Plan Mode: A Collaborative Approach of Thinking Before Coding

Plan Mode is activated via the Shift + Tab shortcut, and it forces the agent to create a detailed plan before writing any code.

Plan Mode embodies a concrete implementation of the "Human-in-the-Loop" (HITL) principle in AI system design. This concept originates from automation control theory, emphasizing the preservation of human judgment at critical decision points. In the AI safety field, organizations like OpenAI and Anthropic both regard HITL as a core mechanism for preventing AI systems from producing irreversible impacts. From an engineering practice perspective, Plan Mode aligns closely with the "Tech Design Review" process in agile development — first outputting a reviewable design document, then proceeding to implementation only after human confirmation. This mode is especially suitable for scenarios involving high-risk operations such as database migrations and API interface changes, effectively reducing the unpredictable risks of autonomous AI execution.
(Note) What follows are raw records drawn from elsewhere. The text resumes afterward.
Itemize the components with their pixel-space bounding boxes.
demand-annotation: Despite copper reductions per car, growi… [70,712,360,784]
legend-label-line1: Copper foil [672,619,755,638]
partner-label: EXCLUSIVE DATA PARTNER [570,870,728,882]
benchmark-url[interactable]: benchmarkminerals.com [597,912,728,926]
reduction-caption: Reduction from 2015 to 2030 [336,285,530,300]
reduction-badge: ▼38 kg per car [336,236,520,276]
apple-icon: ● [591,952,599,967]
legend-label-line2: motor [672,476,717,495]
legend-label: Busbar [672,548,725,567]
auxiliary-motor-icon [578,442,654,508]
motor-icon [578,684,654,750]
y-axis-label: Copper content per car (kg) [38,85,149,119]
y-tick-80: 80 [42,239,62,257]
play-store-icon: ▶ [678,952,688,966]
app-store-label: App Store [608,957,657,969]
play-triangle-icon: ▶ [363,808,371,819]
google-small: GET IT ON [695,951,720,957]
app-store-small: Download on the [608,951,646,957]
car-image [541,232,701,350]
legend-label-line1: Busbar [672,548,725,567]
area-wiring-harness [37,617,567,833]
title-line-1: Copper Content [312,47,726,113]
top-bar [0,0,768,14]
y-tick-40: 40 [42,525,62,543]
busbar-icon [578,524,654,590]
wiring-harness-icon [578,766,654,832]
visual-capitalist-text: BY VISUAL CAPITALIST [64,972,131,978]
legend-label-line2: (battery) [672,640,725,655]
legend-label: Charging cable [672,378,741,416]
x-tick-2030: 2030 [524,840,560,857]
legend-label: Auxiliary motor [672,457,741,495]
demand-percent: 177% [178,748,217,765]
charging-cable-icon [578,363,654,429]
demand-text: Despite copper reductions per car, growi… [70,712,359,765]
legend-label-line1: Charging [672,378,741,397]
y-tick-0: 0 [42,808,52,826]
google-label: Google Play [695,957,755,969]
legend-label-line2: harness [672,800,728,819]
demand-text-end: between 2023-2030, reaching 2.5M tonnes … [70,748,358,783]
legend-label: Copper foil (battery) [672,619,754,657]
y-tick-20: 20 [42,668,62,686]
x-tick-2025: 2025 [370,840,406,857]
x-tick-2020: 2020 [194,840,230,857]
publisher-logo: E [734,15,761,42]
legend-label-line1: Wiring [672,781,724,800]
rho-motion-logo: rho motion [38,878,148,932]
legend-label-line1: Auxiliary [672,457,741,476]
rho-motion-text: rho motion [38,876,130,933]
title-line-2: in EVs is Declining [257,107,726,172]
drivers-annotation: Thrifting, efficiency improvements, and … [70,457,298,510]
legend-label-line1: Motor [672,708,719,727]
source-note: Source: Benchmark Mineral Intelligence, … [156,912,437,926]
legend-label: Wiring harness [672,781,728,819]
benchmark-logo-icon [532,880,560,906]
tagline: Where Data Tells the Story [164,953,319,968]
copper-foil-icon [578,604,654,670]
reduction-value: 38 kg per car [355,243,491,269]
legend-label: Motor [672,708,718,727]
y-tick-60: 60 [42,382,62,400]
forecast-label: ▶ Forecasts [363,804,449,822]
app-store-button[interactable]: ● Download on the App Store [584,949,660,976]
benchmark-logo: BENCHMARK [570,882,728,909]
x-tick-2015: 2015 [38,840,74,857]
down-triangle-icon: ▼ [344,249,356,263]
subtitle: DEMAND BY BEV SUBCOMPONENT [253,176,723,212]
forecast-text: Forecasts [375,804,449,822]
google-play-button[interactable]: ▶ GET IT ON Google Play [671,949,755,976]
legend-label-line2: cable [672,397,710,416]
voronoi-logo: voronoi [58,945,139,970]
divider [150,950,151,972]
The Complete Plan Mode Workflow

The agent reads your files and project context
Analyzes requirements and considers implementation approaches
Drafts a detailed plan (including color schemes, scene configurations, layout structures, etc.)
Waits for your approval — it won't execute any operations without your consent
After approval, switches to execution mode and begins actual coding

Plan Mode approval workflow

In the demo, the author asked the agent to "use the 3D Web Experience skill to enrich the landing page with 3D elements."